I sat down with Mariah Kenney, one of our PSC Data Curator and Metadata Librarians to talk about her work with the Brain Image Library (BIL) and other projects.
CC: Mariah, welcome. When we bumped into each other in the lunchroom today we talked a little about your title, Data Curator Metadata Librarian. How would you define it?
MK: I don’t have a background in librarianship, but, as a data curator, I feel like I can dig down deep into what is the meaning of this data we are collecting and how we represent it in ways that are useful for people. Curating, gathering information, making it accessible. When I think of data curators, I think of data geeks, people who are obsessed with data and learning about what it is and what you can do with it. Whereas the librarian part of that is more of the cataloging, describing, and organizing part.
CC: What do you feel is your role here at PSC? What’s your wheelhouse?
MK: Before the DCMLs were here, there were people trying to fill this data curator role. That’s why we were hired — there was a need for it that overlaps a lot with software engineers or people who are designing databases. How do I design this in a way that makes sense for the data? Everything that we do is trying to take all of these computational resources and information systems and put them in the context of data, data users, and the scientific community. But my main wheelhouse is BIL.
CC: Putting everything in context for the community, that’s really useful. Let’s talk about some of the things you’ve been working on, for example, BIL workshops?
MK: I aim to do three or four a year, each one is a little different. Some are devoted just to data submission. Some are data submission and data exploration, because BIL is not only a repository but also an analysis ecosystem. How do we help people understand that they have access to both of those things and how to use them?
I’ve gone to a lot of conferences. We just had a booth at the Brain Initiative conference to talk to users and data submitters who are in the Brain Initiative consortium, to let them know what we’re doing and all of the new developments that are going on. We’re constantly changing and evolving and making more tools available. Later this year, we’ll be at the Society for Neuroscience Conference.
I also spend a fair amount of time mentoring students. I’m working with a summer internship student right now and also mentored a student intern last fall. As a data curator, it’s fun for me to work with students who are not in the same field. Most are computer science majors. Data curation is starting to branch off, becoming something that everyone needs to start doing. If you’re working with data, you’re going to have to curate your own data at some point. I also gave a guest lecture on data curation for the Data Analytics for Science master’s program, because those students also need to know how to interpret metadata.

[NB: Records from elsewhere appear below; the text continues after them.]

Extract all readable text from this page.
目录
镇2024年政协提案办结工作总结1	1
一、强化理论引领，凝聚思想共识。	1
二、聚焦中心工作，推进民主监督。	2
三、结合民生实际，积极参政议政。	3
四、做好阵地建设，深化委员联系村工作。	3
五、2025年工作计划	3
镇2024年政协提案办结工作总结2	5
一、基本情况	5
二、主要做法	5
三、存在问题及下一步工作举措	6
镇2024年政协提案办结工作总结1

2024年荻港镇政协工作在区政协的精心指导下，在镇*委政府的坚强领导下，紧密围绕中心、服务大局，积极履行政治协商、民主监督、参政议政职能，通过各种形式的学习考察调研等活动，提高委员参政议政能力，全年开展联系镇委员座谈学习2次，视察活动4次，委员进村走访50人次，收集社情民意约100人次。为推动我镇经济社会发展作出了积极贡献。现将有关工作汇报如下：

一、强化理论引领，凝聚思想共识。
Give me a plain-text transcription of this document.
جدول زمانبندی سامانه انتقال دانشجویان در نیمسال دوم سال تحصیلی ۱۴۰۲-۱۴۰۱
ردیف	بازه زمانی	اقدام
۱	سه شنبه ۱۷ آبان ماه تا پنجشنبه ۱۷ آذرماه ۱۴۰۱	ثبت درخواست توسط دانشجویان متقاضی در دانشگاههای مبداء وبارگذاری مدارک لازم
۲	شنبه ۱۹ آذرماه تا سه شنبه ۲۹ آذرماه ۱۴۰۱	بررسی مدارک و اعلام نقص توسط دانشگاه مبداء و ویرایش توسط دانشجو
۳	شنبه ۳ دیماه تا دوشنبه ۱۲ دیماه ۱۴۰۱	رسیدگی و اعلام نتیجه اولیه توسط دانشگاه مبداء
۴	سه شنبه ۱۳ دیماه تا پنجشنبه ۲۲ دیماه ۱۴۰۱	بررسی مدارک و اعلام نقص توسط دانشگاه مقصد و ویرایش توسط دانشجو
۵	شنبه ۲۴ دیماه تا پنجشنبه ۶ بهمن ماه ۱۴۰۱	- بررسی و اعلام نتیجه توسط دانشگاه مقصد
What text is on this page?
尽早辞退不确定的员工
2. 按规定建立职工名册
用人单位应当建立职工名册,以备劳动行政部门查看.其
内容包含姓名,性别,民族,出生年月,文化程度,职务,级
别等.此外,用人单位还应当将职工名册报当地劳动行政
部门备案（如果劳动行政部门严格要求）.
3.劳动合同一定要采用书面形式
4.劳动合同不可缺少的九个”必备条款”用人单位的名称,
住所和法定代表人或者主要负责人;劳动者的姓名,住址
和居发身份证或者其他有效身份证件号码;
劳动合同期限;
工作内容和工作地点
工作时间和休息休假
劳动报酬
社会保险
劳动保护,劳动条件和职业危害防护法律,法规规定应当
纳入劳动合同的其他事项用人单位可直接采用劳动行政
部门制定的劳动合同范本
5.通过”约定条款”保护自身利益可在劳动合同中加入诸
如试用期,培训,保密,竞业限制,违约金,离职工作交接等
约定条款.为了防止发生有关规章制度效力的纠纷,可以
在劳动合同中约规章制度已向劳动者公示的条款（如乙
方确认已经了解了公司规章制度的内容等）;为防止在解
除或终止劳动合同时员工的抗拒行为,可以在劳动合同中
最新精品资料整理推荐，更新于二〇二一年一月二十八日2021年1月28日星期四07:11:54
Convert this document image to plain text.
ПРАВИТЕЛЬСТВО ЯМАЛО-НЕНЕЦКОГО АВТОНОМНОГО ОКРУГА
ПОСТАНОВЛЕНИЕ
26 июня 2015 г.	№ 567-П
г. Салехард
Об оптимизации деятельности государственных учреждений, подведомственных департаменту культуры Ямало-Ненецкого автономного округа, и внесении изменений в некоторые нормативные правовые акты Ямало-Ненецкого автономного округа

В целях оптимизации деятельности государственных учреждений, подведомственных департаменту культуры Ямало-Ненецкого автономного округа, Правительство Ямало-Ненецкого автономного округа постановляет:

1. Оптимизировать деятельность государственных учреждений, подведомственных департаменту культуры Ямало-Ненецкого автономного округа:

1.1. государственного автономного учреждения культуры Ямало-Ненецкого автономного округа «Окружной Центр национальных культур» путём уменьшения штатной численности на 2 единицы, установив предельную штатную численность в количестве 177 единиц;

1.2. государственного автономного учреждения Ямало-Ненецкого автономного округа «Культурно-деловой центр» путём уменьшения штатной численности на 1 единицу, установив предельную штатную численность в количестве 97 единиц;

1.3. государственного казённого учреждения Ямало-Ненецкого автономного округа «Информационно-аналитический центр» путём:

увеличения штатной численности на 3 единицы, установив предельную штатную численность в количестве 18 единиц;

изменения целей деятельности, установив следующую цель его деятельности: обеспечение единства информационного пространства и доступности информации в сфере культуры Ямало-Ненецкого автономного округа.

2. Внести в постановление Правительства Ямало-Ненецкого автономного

I’m working on a project with the Data Curation Network, a larger network of data curators. We’re working on a project creating a primer of educational materials for other data curators. We have a cohort of four data curators who, like me, work at specialized or general repositories, universities, or nonprofit organizations. We’re working together to create educational resources for other data curators, specifically how to curate imaging data.
CC: How does your work here compare with other places that you have worked before?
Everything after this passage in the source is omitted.